Foi nessa mistura toda que decidimos ter uma experiência diferente: fazer um retiro de meditação com monges budistas. Organizado pelos monges do templo de Wat Suan Dok (que também abriga uma universidade budista), o cronograma era o seguinte:
Calma aí, calma aí, antes de continuar o texto, para que nenhum dos meus familiares ou amigos infartem, não, não virei monge budista e nem tenho intenção de sê-lo.
No entanto, eu e Celina aprendemos muita coisa interessante sobre o Budismo e meditação.
Mais um disclaimer antes de continuar: minhas conclusões e entendimentos sobre o Budismo são pessoais e superficiais e esse post não tem qualquer pretensão de discutir religião. O buraco é muito mais embaixo que a abordagem simplista que adoto aqui.
Dito isso, começa a primeira polêmica sobre o Budismo: religião ou filosofia? O monge que nos acompanhava adotava a linha que Budismo é muito mais filosofia que religião.
Buda, por exemplo, não é Deus, nem filho de, nem escolhido por Deus. Buda foi apenas uma pessoa “normal” – na realidade, um príncipe – que encontrou o “enlightment“. Essa é uma palavra de tradução difícil para o português. Uma pessoa enlighted é uma pessoa iluminada, mas fica esquisito dizer que alguém alcançou a iluminação, em português.
De qualquer maneira, para os budistas, Buda é simplesmente um professor. Alguém que tem algo a ensinar. E, ao optar pela vida de monge, você se compromete a somente aprender, praticar e compartilhar a filosofia budista.
Daí vem o comportamento monástico que impõe que um monge não faça nada que não seja associado às 3 ações anteriores. Daí também advém o fato de que monge não pode casar, trabalhar ou até praticar esportes (aparentemente, são 227 regras que eles têm que seguir). É uma vida espartana mesmo, em que até a comida deles tem que vir de doações. O detalhe é que as doações não são em dinheiro para que eles comprem a comida.

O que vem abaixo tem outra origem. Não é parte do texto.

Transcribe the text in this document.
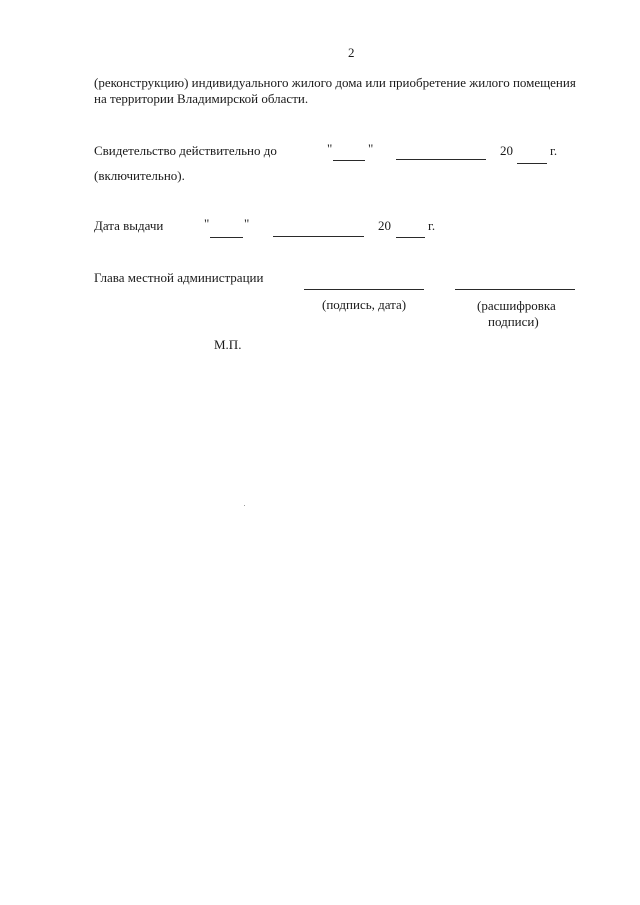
2
(реконструкцию) индивидуального жилого дома или приобретение жилого помещения
на территории Владимирской области.
Свидетельство действительно до	"	"	20	г.
(включительно).
Дата выдачи	"	"	20	г.
Глава местной администрации
(подпись, дата)	(расшифровка
подписи)
М.П.
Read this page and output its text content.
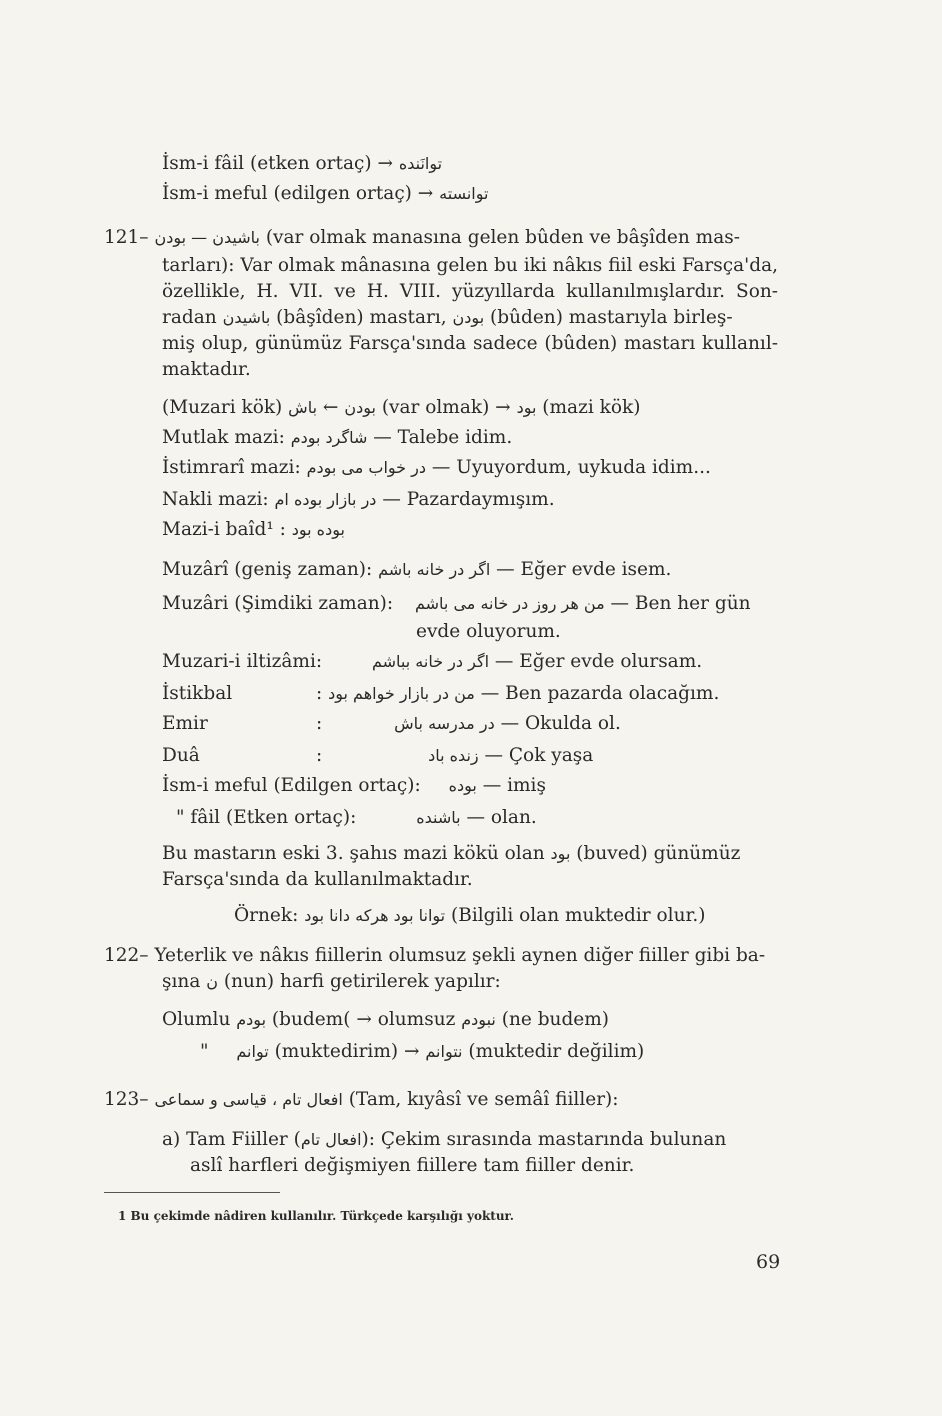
İsm-i fâil (etken ortaç) → توانَنده
İsm-i meful (edilgen ortaç) → توانسته
121– باشیدن — بودن (var olmak manasına gelen bûden ve bâşîden mas-
tarları): Var olmak mânasına gelen bu iki nâkıs fiil eski Farsça'da,
özellikle, H. VII. ve H. VIII. yüzyıllarda kullanılmışlardır. Son-
radan باشیدن (bâşîden) mastarı, بودن (bûden) mastarıyla birleş-
miş olup, günümüz Farsça'sında sadece (bûden) mastarı kullanıl-
maktadır.
(Muzari kök) باش ← بودن (var olmak) → بود (mazi kök)
Mutlak mazi: شاگرد بودم — Talebe idim.
İstimrarî mazi: در خواب می بودم — Uyuyordum, uykuda idim...
Nakli mazi: در بازار بوده ام — Pazardaymışım.
Mazi-i baîd¹ : بوده بود
Muzârî (geniş zaman): اگر در خانه باشم — Eğer evde isem.
Muzâri (Şimdiki zaman): من هر روز در خانه می باشم — Ben her gün
evde oluyorum.
Muzari-i iltizâmi:	اگر در خانه بباشم — Eğer evde olursam.
İstikbal	: من در بازار خواهم بود — Ben pazarda olacağım.
Emir	:	در مدرسه باش — Okulda ol.
Duâ	:	زنده باد — Çok yaşa
İsm-i meful (Edilgen ortaç): بوده — imiş
" fâil (Etken ortaç):	باشنده — olan.
Bu mastarın eski 3. şahıs mazi kökü olan بود (buved) günümüz
Farsça'sında da kullanılmaktadır.
Örnek: توانا بود هرکه دانا بود (Bilgili olan muktedir olur.)
122– Yeterlik ve nâkıs fiillerin olumsuz şekli aynen diğer fiiller gibi ba-
şına ن (nun) harfi getirilerek yapılır:
Olumlu بودم (budem( → olumsuz نبودم (ne budem)
" توانم (muktedirim) → نتوانم (muktedir değilim)
123– افعال تام ، قیاسی و سماعی (Tam, kıyâsî ve semâî fiiller):
a) Tam Fiiller (افعال تام): Çekim sırasında mastarında bulunan
aslî harfleri değişmiyen fiillere tam fiiller denir.
1 Bu çekimde nâdiren kullanılır. Türkçede karşılığı yoktur.
69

A coisa funciona da seguinte maneira: todo os dias, os monges saem às ruas (mais ou menos das 6 às 7 horas da manhã) e a população doa alimentos para eles. É o ritual conhecido como alms offering ou oferenda de doações (em vários sites em português, você vai encontrar a tradução incorreta como ronda das almas. Não tem alma nenhuma rondando não 😉 )
Voltando para a vida de monge, uma coisa muito interessante que descobrimos é que é bem normal e aceitável que um monge desista da vida de monge em algum momento de sua vida. Não é tabu como na igreja católica e outras religiões, por exemplo, em que deixar de ser padre não é uma coisa trivial e que sempre acontece.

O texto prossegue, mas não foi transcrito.